When auto-publish is enabled for your project:

  • Promptless automatically creates a new PR in your documentation repository with suggested changes
  • For GitHub PR triggers, the documentation PR is linked in a comment on the original code PR
  • Optionally enable auto-merge to automatically merge documentation PRs as soon as they’re created (nested checkbox under auto-publish in project settings)

Automated CI Check and Build Issue Resolution

When Promptless opens a documentation PR, it automatically monitors the pull request for quality issues. If CI checks fail, linting tools report errors, Vale rules trigger warnings, or your documentation hosting provider detects broken links or build problems, Promptless will automatically analyze the issues and push fixes directly to the PR branch.

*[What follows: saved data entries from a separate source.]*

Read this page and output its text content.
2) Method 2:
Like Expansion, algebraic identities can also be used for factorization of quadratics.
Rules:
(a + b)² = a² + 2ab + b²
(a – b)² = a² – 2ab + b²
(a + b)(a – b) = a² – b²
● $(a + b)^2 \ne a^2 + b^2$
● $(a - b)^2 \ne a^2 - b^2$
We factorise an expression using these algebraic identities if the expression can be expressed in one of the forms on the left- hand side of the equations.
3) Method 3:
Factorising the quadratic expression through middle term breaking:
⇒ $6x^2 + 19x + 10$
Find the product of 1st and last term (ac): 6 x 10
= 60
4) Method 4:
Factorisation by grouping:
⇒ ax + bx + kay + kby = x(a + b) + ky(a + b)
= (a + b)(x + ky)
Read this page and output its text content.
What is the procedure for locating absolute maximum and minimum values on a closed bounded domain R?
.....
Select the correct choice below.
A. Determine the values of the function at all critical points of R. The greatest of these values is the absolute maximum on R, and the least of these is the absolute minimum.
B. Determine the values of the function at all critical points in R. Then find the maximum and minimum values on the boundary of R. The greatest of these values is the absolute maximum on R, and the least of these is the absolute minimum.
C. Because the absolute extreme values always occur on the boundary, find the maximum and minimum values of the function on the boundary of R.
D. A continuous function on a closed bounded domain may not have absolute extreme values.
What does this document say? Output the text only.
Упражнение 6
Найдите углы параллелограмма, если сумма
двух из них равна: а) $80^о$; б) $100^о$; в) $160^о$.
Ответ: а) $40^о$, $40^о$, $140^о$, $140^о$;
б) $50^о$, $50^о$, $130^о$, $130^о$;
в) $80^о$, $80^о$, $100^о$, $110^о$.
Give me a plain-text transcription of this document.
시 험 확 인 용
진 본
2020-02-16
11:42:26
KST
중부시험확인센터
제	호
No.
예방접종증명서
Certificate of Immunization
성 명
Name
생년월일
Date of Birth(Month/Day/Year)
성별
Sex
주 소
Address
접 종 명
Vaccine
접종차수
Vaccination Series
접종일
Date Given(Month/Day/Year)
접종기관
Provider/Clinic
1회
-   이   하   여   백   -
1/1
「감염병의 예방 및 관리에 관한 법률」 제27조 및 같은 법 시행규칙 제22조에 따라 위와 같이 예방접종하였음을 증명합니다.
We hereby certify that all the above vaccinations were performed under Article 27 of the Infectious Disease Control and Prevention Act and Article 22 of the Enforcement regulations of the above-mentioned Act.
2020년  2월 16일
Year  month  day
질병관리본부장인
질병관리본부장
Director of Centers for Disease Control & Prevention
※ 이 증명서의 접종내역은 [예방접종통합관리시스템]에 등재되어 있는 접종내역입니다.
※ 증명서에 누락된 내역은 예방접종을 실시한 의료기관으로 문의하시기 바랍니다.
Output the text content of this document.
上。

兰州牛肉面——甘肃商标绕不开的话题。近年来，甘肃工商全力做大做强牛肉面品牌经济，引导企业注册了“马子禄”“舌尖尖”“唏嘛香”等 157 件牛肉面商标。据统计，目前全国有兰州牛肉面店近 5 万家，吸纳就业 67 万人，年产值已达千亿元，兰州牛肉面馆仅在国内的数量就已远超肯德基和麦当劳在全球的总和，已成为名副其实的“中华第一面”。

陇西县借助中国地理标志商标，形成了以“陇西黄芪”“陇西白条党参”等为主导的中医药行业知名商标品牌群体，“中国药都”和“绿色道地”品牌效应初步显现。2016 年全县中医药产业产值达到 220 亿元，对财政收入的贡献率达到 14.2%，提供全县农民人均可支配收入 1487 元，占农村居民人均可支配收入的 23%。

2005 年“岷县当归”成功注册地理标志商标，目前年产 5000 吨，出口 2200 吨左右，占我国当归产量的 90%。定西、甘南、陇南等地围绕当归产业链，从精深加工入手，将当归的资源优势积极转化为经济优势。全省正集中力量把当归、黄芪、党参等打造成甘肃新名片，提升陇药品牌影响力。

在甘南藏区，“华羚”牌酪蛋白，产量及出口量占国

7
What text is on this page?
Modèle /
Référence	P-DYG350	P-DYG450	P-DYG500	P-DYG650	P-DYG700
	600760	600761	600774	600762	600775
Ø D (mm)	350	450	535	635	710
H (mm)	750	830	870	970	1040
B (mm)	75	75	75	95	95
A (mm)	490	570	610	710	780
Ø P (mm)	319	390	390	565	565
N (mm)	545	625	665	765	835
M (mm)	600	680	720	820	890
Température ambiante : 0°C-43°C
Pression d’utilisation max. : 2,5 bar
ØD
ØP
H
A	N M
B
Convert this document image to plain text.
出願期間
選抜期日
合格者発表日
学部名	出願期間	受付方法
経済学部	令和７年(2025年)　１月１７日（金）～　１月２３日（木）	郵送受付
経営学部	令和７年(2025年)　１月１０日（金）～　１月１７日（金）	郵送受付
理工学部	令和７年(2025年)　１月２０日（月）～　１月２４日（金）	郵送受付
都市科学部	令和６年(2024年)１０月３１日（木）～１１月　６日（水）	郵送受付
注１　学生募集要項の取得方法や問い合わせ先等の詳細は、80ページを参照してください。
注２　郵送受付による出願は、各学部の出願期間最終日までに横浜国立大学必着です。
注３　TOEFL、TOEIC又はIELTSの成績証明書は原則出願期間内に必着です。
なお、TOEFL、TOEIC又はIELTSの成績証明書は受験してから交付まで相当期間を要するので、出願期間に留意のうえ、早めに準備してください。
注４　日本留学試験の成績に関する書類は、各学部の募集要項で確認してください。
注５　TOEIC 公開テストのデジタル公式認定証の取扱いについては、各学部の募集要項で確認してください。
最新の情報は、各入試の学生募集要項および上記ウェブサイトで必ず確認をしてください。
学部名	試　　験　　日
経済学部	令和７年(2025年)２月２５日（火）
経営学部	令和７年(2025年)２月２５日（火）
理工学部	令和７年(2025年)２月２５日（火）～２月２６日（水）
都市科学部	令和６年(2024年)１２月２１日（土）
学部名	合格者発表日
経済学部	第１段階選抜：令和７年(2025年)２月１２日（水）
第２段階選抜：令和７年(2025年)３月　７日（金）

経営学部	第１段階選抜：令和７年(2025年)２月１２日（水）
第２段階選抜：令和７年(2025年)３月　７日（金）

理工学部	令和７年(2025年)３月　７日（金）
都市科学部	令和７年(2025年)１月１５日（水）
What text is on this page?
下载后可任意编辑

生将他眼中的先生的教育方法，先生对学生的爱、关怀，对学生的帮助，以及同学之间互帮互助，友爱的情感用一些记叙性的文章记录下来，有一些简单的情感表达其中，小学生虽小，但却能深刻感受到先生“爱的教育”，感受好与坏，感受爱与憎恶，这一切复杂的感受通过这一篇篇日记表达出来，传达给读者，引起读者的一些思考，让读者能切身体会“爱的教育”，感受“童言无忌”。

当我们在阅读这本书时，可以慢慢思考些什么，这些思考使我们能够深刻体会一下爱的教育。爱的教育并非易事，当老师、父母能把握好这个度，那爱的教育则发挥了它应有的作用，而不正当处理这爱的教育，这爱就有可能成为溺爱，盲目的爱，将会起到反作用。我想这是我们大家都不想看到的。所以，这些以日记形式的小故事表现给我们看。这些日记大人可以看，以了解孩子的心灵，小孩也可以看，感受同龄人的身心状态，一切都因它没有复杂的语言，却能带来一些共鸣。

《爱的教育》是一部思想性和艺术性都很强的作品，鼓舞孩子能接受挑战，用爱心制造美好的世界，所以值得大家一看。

This automated issue resolution works seamlessly with your existing GitHub workflow - there’s no additional configuration needed. Quality problems get resolved in the background while you focus on content rather than troubleshooting technical issues.

Trigger Events in Pull Request Descriptions

When Promptless creates a pull request for documentation updates, it automatically includes a list of the trigger events that led to those changes in the PR description. This provides valuable context for reviewers and creates clear traceability between documentation updates and their originating events.

The trigger events section in the PR description includes:

  • Links back to the original source (e.g., Slack threads, GitHub PRs, support tickets)
  • Brief descriptions of what triggered the documentation update
  • Easy navigation to review the context that prompted the changes

Setup Instructions

To connect GitHub to Promptless, see the GitHub Integration setup guide.

Frequently Asked Questions

If the repository dropdown shows “No options” when creating a doc collection, you need to connect GitHub first. Go to the integrations page and click “Connect GitHub” to install the Promptless GitHub App. Once GitHub is connected, return to creating your doc collection and your repositories will appear in the dropdown.

If you’ve already connected GitHub but still don’t see your repositories, you may need to grant Promptless access to those specific repositories. Visit your GitHub organization settings, find the Promptless GitHub App under “Third-party Access” → “GitHub Apps”, and add the repositories you need.